1 2021-10-06 "A" 1 1
2 2021-10-07 "A" 0 0
3 2021-10-08 "A" 1 2
4 2021-10-09 "A" 0 0
5 2021-10-10 "A" 0 0
6 2021-10-11 "A" 1 3
7 2021-10-12 "A" 1 3
8 2021-10-13 "A" 1 3
9 2021-10-14 "A" 1 3
10 2021-10-15 "A" 0 0
11 2021-10-16 "A" 1 4
12 2021-10-17 "A" 0 0
13 2021-10-18 "A" 0 0
14 2021-10-06 "B" 0 0
15 2021-10-07 "B" 0 0
16 2021-10-08 "B" 0 0
17 2021-10-09 "B" 1 1
18 2021-10-10 "B" 1 1
19 2021-10-11 "B" 0 0
20 2021-10-12 "B" 0 0
21 2021-10-13 "B" 0 0
22 2021-10-14 "B" 0 0
23 2021-10-15 "B" 0 0
24 2021-10-16 "B" 1 2
25 2021-10-17 "B" 1 2
26 2021-10-18 "B" 1 2
我的想法是对数据帧进行分组并计算变量响应的累积总和,使其具有与 length of longest consecutive elements of sequence 类似的结构,这样我就可以在 cs_res=1 中得到第 3 行和cs_res=1,2,3,4 中的 6 到 9。但是 cumsum 是针对孔 ID 计算的。我希望你能给我一些提示,让我在 R 中找到一个函数,或者我如何找到一个解决方案。
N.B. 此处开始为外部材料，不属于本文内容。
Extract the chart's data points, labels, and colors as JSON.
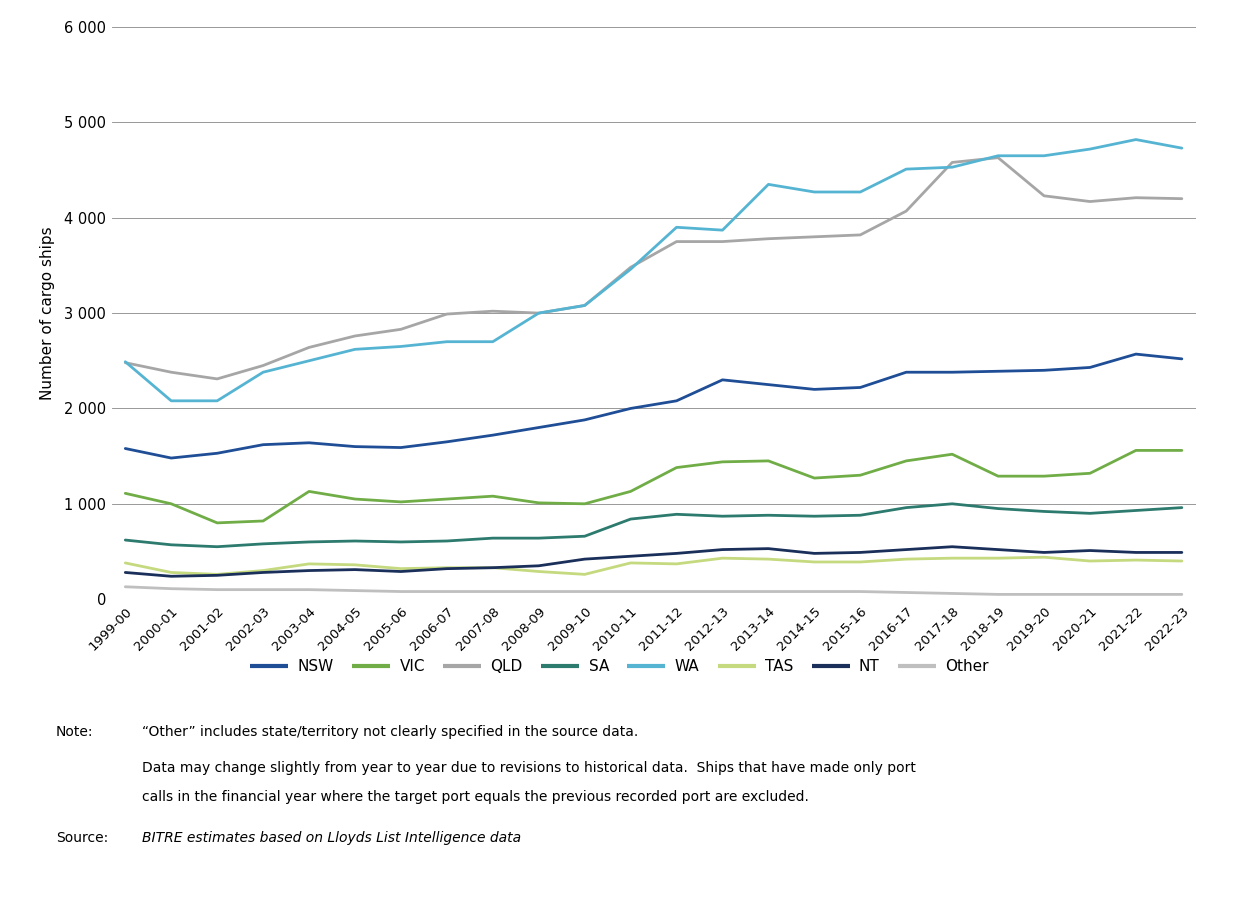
{
  "years": [
    "1999-00",
    "2000-01",
    "2001-02",
    "2002-03",
    "2003-04",
    "2004-05",
    "2005-06",
    "2006-07",
    "2007-08",
    "2008-09",
    "2009-10",
    "2010-11",
    "2011-12",
    "2012-13",
    "2013-14",
    "2014-15",
    "2015-16",
    "2016-17",
    "2017-18",
    "2018-19",
    "2019-20",
    "2020-21",
    "2021-22",
    "2022-23"
  ],
  "series": {
    "NSW": [
      1580,
      1480,
      1530,
      1620,
      1640,
      1600,
      1590,
      1650,
      1720,
      1800,
      1880,
      2000,
      2080,
      2300,
      2250,
      2200,
      2220,
      2380,
      2380,
      2390,
      2400,
      2430,
      2570,
      2520
    ],
    "VIC": [
      1110,
      1000,
      800,
      820,
      1130,
      1050,
      1020,
      1050,
      1080,
      1010,
      1000,
      1130,
      1380,
      1440,
      1450,
      1270,
      1300,
      1450,
      1520,
      1290,
      1290,
      1320,
      1560,
      1560
    ],
    "QLD": [
      2480,
      2380,
      2310,
      2450,
      2640,
      2760,
      2830,
      2990,
      3020,
      3000,
      3080,
      3480,
      3750,
      3750,
      3780,
      3800,
      3820,
      4070,
      4580,
      4630,
      4230,
      4170,
      4210,
      4200
    ],
    "SA": [
      620,
      570,
      550,
      580,
      600,
      610,
      600,
      610,
      640,
      640,
      660,
      840,
      890,
      870,
      880,
      870,
      880,
      960,
      1000,
      950,
      920,
      900,
      930,
      960
    ],
    "WA": [
      2490,
      2080,
      2080,
      2380,
      2500,
      2620,
      2650,
      2700,
      2700,
      3000,
      3080,
      3460,
      3900,
      3870,
      4350,
      4270,
      4270,
      4510,
      4530,
      4650,
      4650,
      4720,
      4820,
      4730
    ],
    "TAS": [
      380,
      280,
      260,
      300,
      370,
      360,
      320,
      330,
      330,
      290,
      260,
      380,
      370,
      430,
      420,
      390,
      390,
      420,
      430,
      430,
      440,
      400,
      410,
      400
    ],
    "NT": [
      280,
      240,
      250,
      280,
      300,
      310,
      290,
      320,
      330,
      350,
      420,
      450,
      480,
      520,
      530,
      480,
      490,
      520,
      550,
      520,
      490,
      510,
      490,
      490
    ],
    "Other": [
      130,
      110,
      100,
      100,
      100,
      90,
      80,
      80,
      80,
      80,
      80,
      80,
      80,
      80,
      80,
      80,
      80,
      70,
      60,
      50,
      50,
      50,
      50,
      50
    ]
  },
  "colors": {
    "NSW": "#1f4e96",
    "VIC": "#70ad47",
    "QLD": "#a6a6a6",
    "SA": "#2d7a6e",
    "WA": "#56b4d3",
    "TAS": "#c5d97f",
    "NT": "#1a2f5a",
    "Other": "#bfbfbf"
  },
  "series_order": [
    "NSW",
    "VIC",
    "QLD",
    "SA",
    "WA",
    "TAS",
    "NT",
    "Other"
  ],
  "ylabel": "Number of cargo ships",
  "ylim": [
    0,
    6000
  ],
  "yticks": [
    0,
    1000,
    2000,
    3000,
    4000,
    5000,
    6000
  ],
  "ytick_labels": [
    "0",
    "1 000",
    "2 000",
    "3 000",
    "4 000",
    "5 000",
    "6 000"
  ],
  "background_color": "#ffffff",
  "line_width": 2.0,
  "note_label": "Note:",
  "note_line1": "“Other” includes state/territory not clearly specified in the source data.",
  "note_line2": "Data may change slightly from year to year due to revisions to historical data.  Ships that have made only port",
  "note_line3": "calls in the financial year where the target port equals the previous recorded port are excluded.",
  "source_label": "Source:",
  "source_text": "BITRE estimates based on Lloyds List Intelligence data"
}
df1 <- data.frame(row = c(1:13),
date = seq.Date(as.Date("2021-10-06"), as.Date("2021-10-18"), "day"),
id = rep("A", times = 13),
response = c(1, 0, 1, 0, 0, 1, 1, 1, 1, 0, 1, 0, 0),
want_group = c(1, 0, 2, 0, 0, 3, 3, 3, 3, 0, 4, 0, 0) )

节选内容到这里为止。